Listening to: Electric Light Orchestra :D
When did the value of visual art become quantified by a virtual currency?
Has the onset of image fatigue within visual-based technologies really flattened our expectations so much of visual art?
When I stand in a gallery before a truly beautiful and successful piece of art, something with such tremendous visual power that I can't help but thirstily lap up every single detail with my eyes and imagination, it evokes something deep within; I see before me the hours of labour and persistent care within which the art has been produced, and I feel the emotional energy the artist has so selflessly invested in their creation, a metaphorical link- fleeting, yet profound- with the essence of life, the source of beauty, a temporary lapse in critical skepticism giving way to awe and astonishment.
Does anybody else experience this? Do any of the people who pump out a dozen drawings a day so their followers can trade a currency both unreal and essentially worthless for them ever take the time to experience art in the real world?
To be immersed in the raw power of a progressive music show, to have transferred to them the young-spirited energy and vitality of life from talented street performers and professional theatre artists, to spend hours in a gallery losing themselves in collections of a painter's painfully honest portrayals of pertinent issues and personal confessions... Does anybody here ever experience this any more?
But here's where my argument becomes hypocritical- I skip hundreds of images a day when I log in. I skip hundreds of images which link to pages potentially brimming with hard work, emotion and spirit. The more I think about it, the worse I feel, because at the end of the day, I too am part of the image overload. I provide crap nobody cares about, clogging up the flow of 'good' stuff, and I don't favourite or comment on a fraction of what I see of others' work, failing to contribute the necessary praise and criticism we all need in order to develop and improve.
This in itself is a true tragedy, because like all of my own works, many hours- possibly weeks, even months- have been invested in these works, and for millions of people to skip straight past them is a saddening concept.
But then, perhaps this is simply the wrong context for them? This is the internet; we scroll though news feeds, home pages, trending pages, absorbing the semiotics and moving on. We are here for quick bursts of information; we want to see the things we are interested in, the things that give us tiny doses of dopamine and snippets of empty knowledge, and we want as much of it as possible. I admit to experiencing this.
Paintings of trees are pretty boring, when you think about it. There's nothing funny about them. There's nothing erotic about them, nothing that will illicit vague recognition of positive psychological archetypes, nothing we are familiar or in love with. No Avengers, no ponies, no memes.
They're just trees. Where I live, all I need to do to see a tree is look out my window. Bam, there's your tree. Let's move on.

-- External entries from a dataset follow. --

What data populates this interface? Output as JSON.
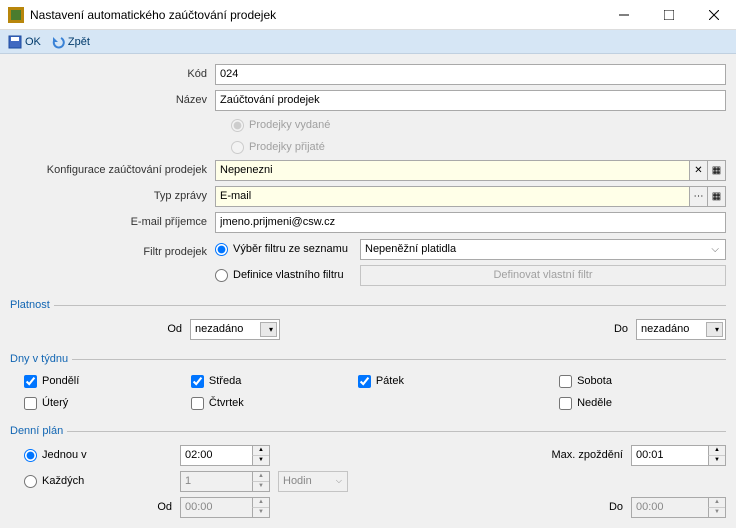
{
  "window": {
    "title": "Nastavení automatického zaúčtování prodejek"
  },
  "toolbar": {
    "ok": "OK",
    "back": "Zpět"
  },
  "fields": {
    "kod_label": "Kód",
    "kod_value": "024",
    "nazev_label": "Název",
    "nazev_value": "Zaúčtování prodejek",
    "radio_vydane": "Prodejky vydané",
    "radio_prijate": "Prodejky přijaté",
    "konfig_label": "Konfigurace zaúčtování prodejek",
    "konfig_value": "Nepenezni",
    "typ_label": "Typ zprávy",
    "typ_value": "E-mail",
    "email_label": "E-mail příjemce",
    "email_value": "jmeno.prijmeni@csw.cz",
    "filtr_label": "Filtr prodejek",
    "filtr_vyber": "Výběr filtru ze seznamu",
    "filtr_list_value": "Nepeněžní platidla",
    "filtr_def": "Definice vlastního filtru",
    "def_btn": "Definovat vlastní filtr"
  },
  "platnost": {
    "header": "Platnost",
    "od": "Od",
    "od_value": "nezadáno",
    "do": "Do",
    "do_value": "nezadáno"
  },
  "dny": {
    "header": "Dny v týdnu",
    "po": "Pondělí",
    "ut": "Úterý",
    "st": "Středa",
    "ct": "Čtvrtek",
    "pa": "Pátek",
    "so": "Sobota",
    "ne": "Neděle"
  },
  "plan": {
    "header": "Denní plán",
    "jednou": "Jednou v",
    "jednou_value": "02:00",
    "kazdych": "Každých",
    "kazdych_value": "1",
    "hodin": "Hodin",
    "max": "Max. zpoždění",
    "max_value": "00:01",
    "od": "Od",
    "od_value": "00:00",
    "do": "Do",
    "do_value": "00:00"
  }
}
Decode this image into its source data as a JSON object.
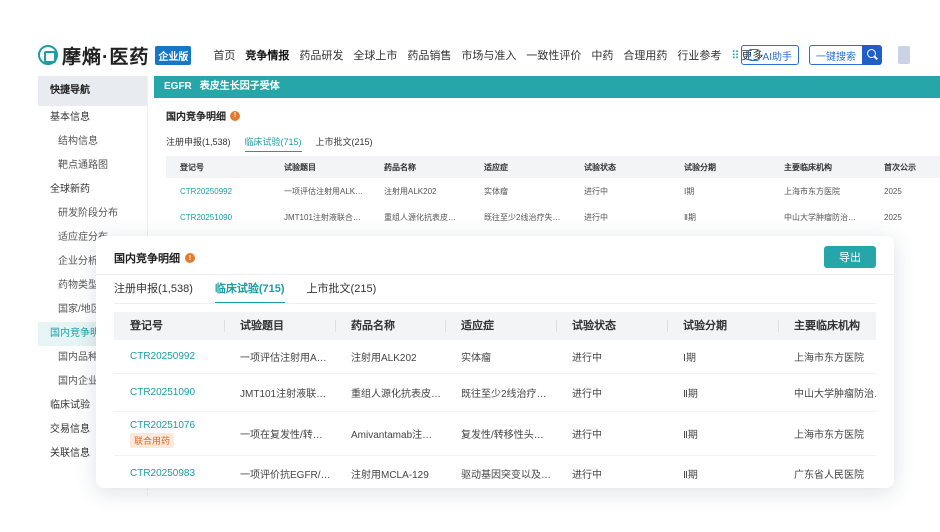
{
  "brand": {
    "name": "摩熵·医药",
    "badge": "企业版"
  },
  "nav": {
    "items": [
      {
        "label": "首页",
        "active": false
      },
      {
        "label": "竞争情报",
        "active": true
      },
      {
        "label": "药品研发",
        "active": false
      },
      {
        "label": "全球上市",
        "active": false
      },
      {
        "label": "药品销售",
        "active": false
      },
      {
        "label": "市场与准入",
        "active": false
      },
      {
        "label": "一致性评价",
        "active": false
      },
      {
        "label": "中药",
        "active": false
      },
      {
        "label": "合理用药",
        "active": false
      },
      {
        "label": "行业参考",
        "active": false
      },
      {
        "label": "更多",
        "active": false
      }
    ],
    "ai_label": "AI助手",
    "search_label": "一键搜索"
  },
  "sidebar": {
    "items": [
      {
        "label": "快捷导航",
        "type": "head"
      },
      {
        "label": "基本信息",
        "type": "group"
      },
      {
        "label": "结构信息",
        "type": "sub"
      },
      {
        "label": "靶点通路图",
        "type": "sub"
      },
      {
        "label": "全球新药",
        "type": "group"
      },
      {
        "label": "研发阶段分布",
        "type": "sub"
      },
      {
        "label": "适应症分布",
        "type": "sub"
      },
      {
        "label": "企业分析",
        "type": "sub"
      },
      {
        "label": "药物类型",
        "type": "sub"
      },
      {
        "label": "国家/地区",
        "type": "sub"
      },
      {
        "label": "国内竞争明细",
        "type": "active"
      },
      {
        "label": "国内品种",
        "type": "sub"
      },
      {
        "label": "国内企业",
        "type": "sub"
      },
      {
        "label": "临床试验",
        "type": "group"
      },
      {
        "label": "交易信息",
        "type": "group"
      },
      {
        "label": "关联信息",
        "type": "group"
      }
    ]
  },
  "banner": {
    "code": "EGFR",
    "name": "表皮生长因子受体"
  },
  "section": {
    "title": "国内竞争明细",
    "export_label": "导出",
    "tabs": [
      {
        "label": "注册申报(1,538)",
        "active": false
      },
      {
        "label": "临床试验(715)",
        "active": true
      },
      {
        "label": "上市批文(215)",
        "active": false
      }
    ]
  },
  "bg_table": {
    "columns": [
      "登记号",
      "试验题目",
      "药品名称",
      "适应症",
      "试验状态",
      "试验分期",
      "主要临床机构",
      "首次公示"
    ],
    "rows": [
      [
        "CTR20250992",
        "一项评估注射用ALK…",
        "注射用ALK202",
        "实体瘤",
        "进行中",
        "Ⅰ期",
        "上海市东方医院",
        "2025"
      ],
      [
        "CTR20251090",
        "JMT101注射液联合…",
        "重组人源化抗表皮…",
        "既往至少2线治疗失…",
        "进行中",
        "Ⅱ期",
        "中山大学肿瘤防治…",
        "2025"
      ]
    ]
  },
  "table": {
    "columns": [
      "登记号",
      "试验题目",
      "药品名称",
      "适应症",
      "试验状态",
      "试验分期",
      "主要临床机构"
    ],
    "rows": [
      {
        "id": "CTR20250992",
        "tag": "",
        "title": "一项评估注射用A…",
        "drug": "注射用ALK202",
        "indication": "实体瘤",
        "status": "进行中",
        "phase": "Ⅰ期",
        "site": "上海市东方医院"
      },
      {
        "id": "CTR20251090",
        "tag": "",
        "title": "JMT101注射液联…",
        "drug": "重组人源化抗表皮…",
        "indication": "既往至少2线治疗…",
        "status": "进行中",
        "phase": "Ⅱ期",
        "site": "中山大学肿瘤防治…"
      },
      {
        "id": "CTR20251076",
        "tag": "联合用药",
        "title": "一项在复发性/转…",
        "drug": "Amivantamab注…",
        "indication": "复发性/转移性头…",
        "status": "进行中",
        "phase": "Ⅱ期",
        "site": "上海市东方医院"
      },
      {
        "id": "CTR20250983",
        "tag": "",
        "title": "一项评价抗EGFR/…",
        "drug": "注射用MCLA-129",
        "indication": "驱动基因突变以及…",
        "status": "进行中",
        "phase": "Ⅱ期",
        "site": "广东省人民医院"
      }
    ]
  },
  "colors": {
    "accent": "#1a9ea3",
    "banner": "#27a6a9",
    "tag_bg": "#fde9dc",
    "tag_text": "#e06a1f",
    "info": "#e57a2f"
  }
}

Maybe I have no place here on DeviantART. My art is self indulgent; I paint the landscapes which fill me with peace and make me feel at home. I haphazardly scratch and smudge musical archetypes onto paper as some sort of tiny tribute to their captivating power over my emotions. I draw to experience the process and lose myself in that which I love most in this life- Creating. Then I post some of it here and expect people to love it. Few people do.
I guess large scale image-sharing sites such as this just aren't the right place for people whose traditional art takes precedence. I'm really just an outsider. My version of 'art' is insensitive to the collective internet mind and fails to accommodate for changing visions and trending concepts. It does not focus on viewer expectations at all. My art is an expression of my own angst, spirituality and the living world around me.
Nobody cares and nobody should. This is the internet.
In closing, I just want to urge people on here who have never been to a gallery to actually, just once, give it a shot. Don't bring your iPods and mobile phones, and don't expect to see Leonardo DaVinci paintings everywhere (unless it's an exhibit of his works, then you kind of have to). Just go there, quiet your mind, throw away all the consumerist crap floating around in your brain, and make sure you spend plenty of time viewing each work.
Often, the things in life that don't immediately capture your attention are the ones which turn out the most captivating-
Their secrets are meant to be searched for, learned, absorbed... And ultimately, to make you feel something. That's what art outside the digital world is all about. I'm not suggesting the digital art community has no place in the world- quite the opposite, given how many of my biggest influences are primarily digital painters- I just believe more people need to experience art in real life so that maybe, as they scroll through hundreds of new "deviations", they resign to look at an oil painting, just because they know. They know how much work and energy goes into them. They know what it feels like to actually see something like it in real life. They know of art's true value, and maybe, just maybe, they'll care a bit less about their virtual currency.
That's my two cents (pun intended) for today. Feel free to berate me for not actually having any free points for you.